Every year, Earth Day—April 22—marks the anniversary of the birth of the modern environmental movement in 1970. On April 22, 1970, 20 million Americans took to the streets, parks, and auditoriums to demonstrate for a healthy, sustainable environment in massive coast-to-coast rallies.

Today, the fight for a clean environment continues with increasing urgency, as the ravages of climate change become more manifest every day. 

Earth Day is now the largest civic-focused day of action in the world. Today, it is the world’s largest secular observance celebrated by more than a billion people in 192 countries, and a day of action that changes human behavior and provokes policy changes.

Earth Day 2019: Protect Our Species

Earth Day
Many giraffe species have moved to the list of endangered species. Photo by Subhamoy Das

The theme for this year’s Earth Day is to protect endangered species. Why such a theme and what’s the urgency of saving threatened species? Just look at what is happening to the species on our planet?

  • The number of land animals has fallen by 40% since 1970.
  • In the same time period, marine animal populations have also fallen by 40%.
  • 40% of the world’s 11,000 bird species are in decline.
  • Animal populations in freshwater ecosystems have plummeted by 75% since 1970.
  • Insect populations have declined by 75% in some parts of the world.
  • About a quarter of the world’s coral reefs have already been damaged beyond repair, and 75% of the world’s coral reefs are at risk from local and global stresses.
  • It is estimated that humans have impacted 83% of Earth’s land surface, which has affected many ecosystems as well as the range in which specific species of wildlife used to exist.
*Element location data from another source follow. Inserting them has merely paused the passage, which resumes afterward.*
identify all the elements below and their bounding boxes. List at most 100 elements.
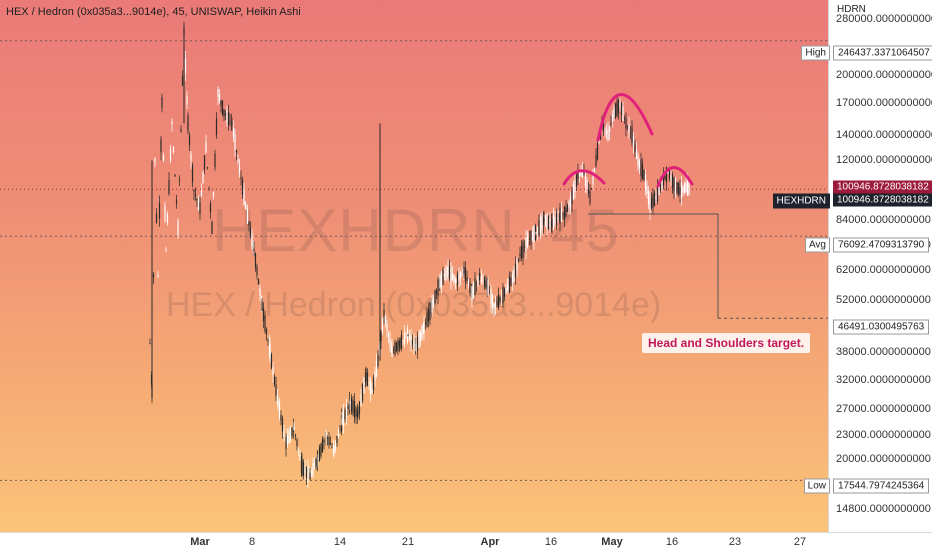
symbol-price-tag: HEXHDRN 100946.8728038182 <box>772 193 932 209</box>
candle-body <box>395 342 398 352</box>
candle-body <box>301 458 303 476</box>
candle-body <box>656 185 659 202</box>
candle-body <box>586 180 588 190</box>
candle-body <box>670 175 672 181</box>
candle-body <box>321 438 324 453</box>
candle-body <box>572 184 575 200</box>
avg-price-tag: Avg 76092.4709313790 <box>804 237 930 253</box>
candle-body <box>294 434 297 437</box>
candle-body <box>525 237 527 252</box>
price-axis[interactable]: HDRN 280000.0000000000 200000.0000000000 1… <box>772 0 932 532</box>
chart-plot-area[interactable]: HEXHDRN, 45 HEX / Hedron (0x035a3...9014… <box>0 0 828 532</box>
candle-body <box>203 155 206 170</box>
candle-body <box>559 207 561 225</box>
candle-body <box>244 202 247 209</box>
candle-body <box>463 266 465 274</box>
candle-body <box>152 274 155 278</box>
candle-body <box>272 367 274 375</box>
candle-body <box>683 183 686 194</box>
candle-body <box>634 143 636 152</box>
candle-body <box>511 274 514 283</box>
candle-body <box>403 333 406 345</box>
candle-body <box>326 437 329 439</box>
candle-body <box>549 218 551 228</box>
candle-body <box>265 329 268 335</box>
candle-body <box>616 100 618 117</box>
candle-body <box>217 89 219 97</box>
candle-body <box>421 325 423 340</box>
candle-body <box>426 312 428 327</box>
candle-body <box>477 275 479 285</box>
candle-body <box>328 436 330 446</box>
candle-body <box>499 297 501 303</box>
candle-body <box>527 240 529 242</box>
candle-body <box>245 207 247 209</box>
candle-body <box>162 155 165 161</box>
candle-body <box>565 207 567 217</box>
price-axis-tick: 120000.0000000000 <box>836 154 932 167</box>
time-axis[interactable]: Mar81421Apr1623May162327 <box>0 532 932 551</box>
candle-body <box>320 443 322 456</box>
candle-body <box>241 179 244 196</box>
candle-body <box>526 236 529 247</box>
candle-body <box>202 172 204 184</box>
price-axis-tick: 23000.0000000000 <box>836 429 931 442</box>
candle-body <box>439 275 441 288</box>
candle-body <box>315 458 317 468</box>
candle-body <box>205 141 207 153</box>
candle-body <box>631 126 633 144</box>
candle-body <box>286 435 289 445</box>
time-axis-tick: 8 <box>248 536 256 548</box>
candle-body <box>613 108 615 117</box>
candle-body <box>164 205 166 222</box>
candle-body <box>345 404 348 418</box>
candle-body <box>625 118 627 129</box>
candle-body <box>530 230 532 245</box>
candle-body <box>595 155 597 166</box>
candle-body <box>555 213 558 226</box>
candle-body <box>487 279 489 295</box>
candle-body <box>350 397 353 412</box>
candle-body <box>180 129 182 131</box>
candle-body <box>374 371 376 381</box>
candle-body <box>647 190 650 205</box>
price-axis-tick: 200000.0000000000 <box>836 69 932 82</box>
candle-body <box>369 379 372 395</box>
candle-body <box>554 216 556 225</box>
candle-body <box>575 174 578 187</box>
candle-body <box>199 202 201 215</box>
candle-body <box>329 443 332 445</box>
candle-body <box>221 100 224 115</box>
candle-body <box>280 414 282 421</box>
candle-body <box>211 221 213 235</box>
candle-body <box>584 171 587 186</box>
candle-body <box>677 183 680 196</box>
candle-body <box>682 185 684 193</box>
candle-body <box>394 342 396 355</box>
candle-body <box>206 167 209 169</box>
candle-body <box>372 377 375 390</box>
candle-body <box>480 273 483 283</box>
candle-body <box>371 388 373 394</box>
candle-body <box>191 165 194 183</box>
candle-body <box>598 141 600 143</box>
candle-body <box>496 300 498 306</box>
candle-body <box>443 273 446 277</box>
candle-body <box>566 205 569 212</box>
candle-body <box>538 219 540 236</box>
candle-body <box>155 213 158 223</box>
candle-body <box>223 109 225 116</box>
candle-body <box>336 435 338 444</box>
candle-body <box>522 241 524 258</box>
candle-body <box>535 231 537 233</box>
right-shoulder-marker <box>656 166 694 188</box>
candle-body <box>547 215 550 229</box>
head-and-shoulders-annotation[interactable]: Head and Shoulders target. <box>642 333 811 353</box>
candle-body <box>568 201 570 208</box>
avg-value: 76092.4709313790 <box>833 237 930 253</box>
candle-body <box>643 170 645 180</box>
candle-body <box>232 127 235 138</box>
time-axis-tick: 23 <box>728 536 742 548</box>
candle-body <box>551 219 553 228</box>
avg-label: Avg <box>804 237 830 253</box>
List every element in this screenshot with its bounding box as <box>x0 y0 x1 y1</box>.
The unprecedented global destruction and rapid reduction of plant and wildlife populations are directly linked to causes driven by human activity: climate change, deforestation, habitat loss, trafficking and poaching, unsustainable agriculture, pollution, and pesticides to name a few. The impacts are far-reaching.

If we do not act now, extinction may be humanity’s most enduring legacy. All living things have an intrinsic value, and each plays a unique role in the complex web of life. The good news is that the rate of extinctions can still be slowed, and many of our declining, threatened and endangered species can still recover if we work together now to build a united global movement.

Earth Day Network has urged everyone to work together to protect endangered and threatened species such as bees, coral reefs, elephants, giraffes, insects, whales and more. It is asking people to join its “Protect our Species” campaign and foster these goals:

  • Educate and raise awareness about the accelerating rate of extinction of millions of species and the causes and consequences of this phenomenon.
  • Achieve major policy victories that protect broad groups of species as well as individual species and their habitats.
  • Build and activate a global movement that embraces nature and its values.
  • Encourage individual actions such as adopting a plant-based diet and stopping pesticide and herbicide use.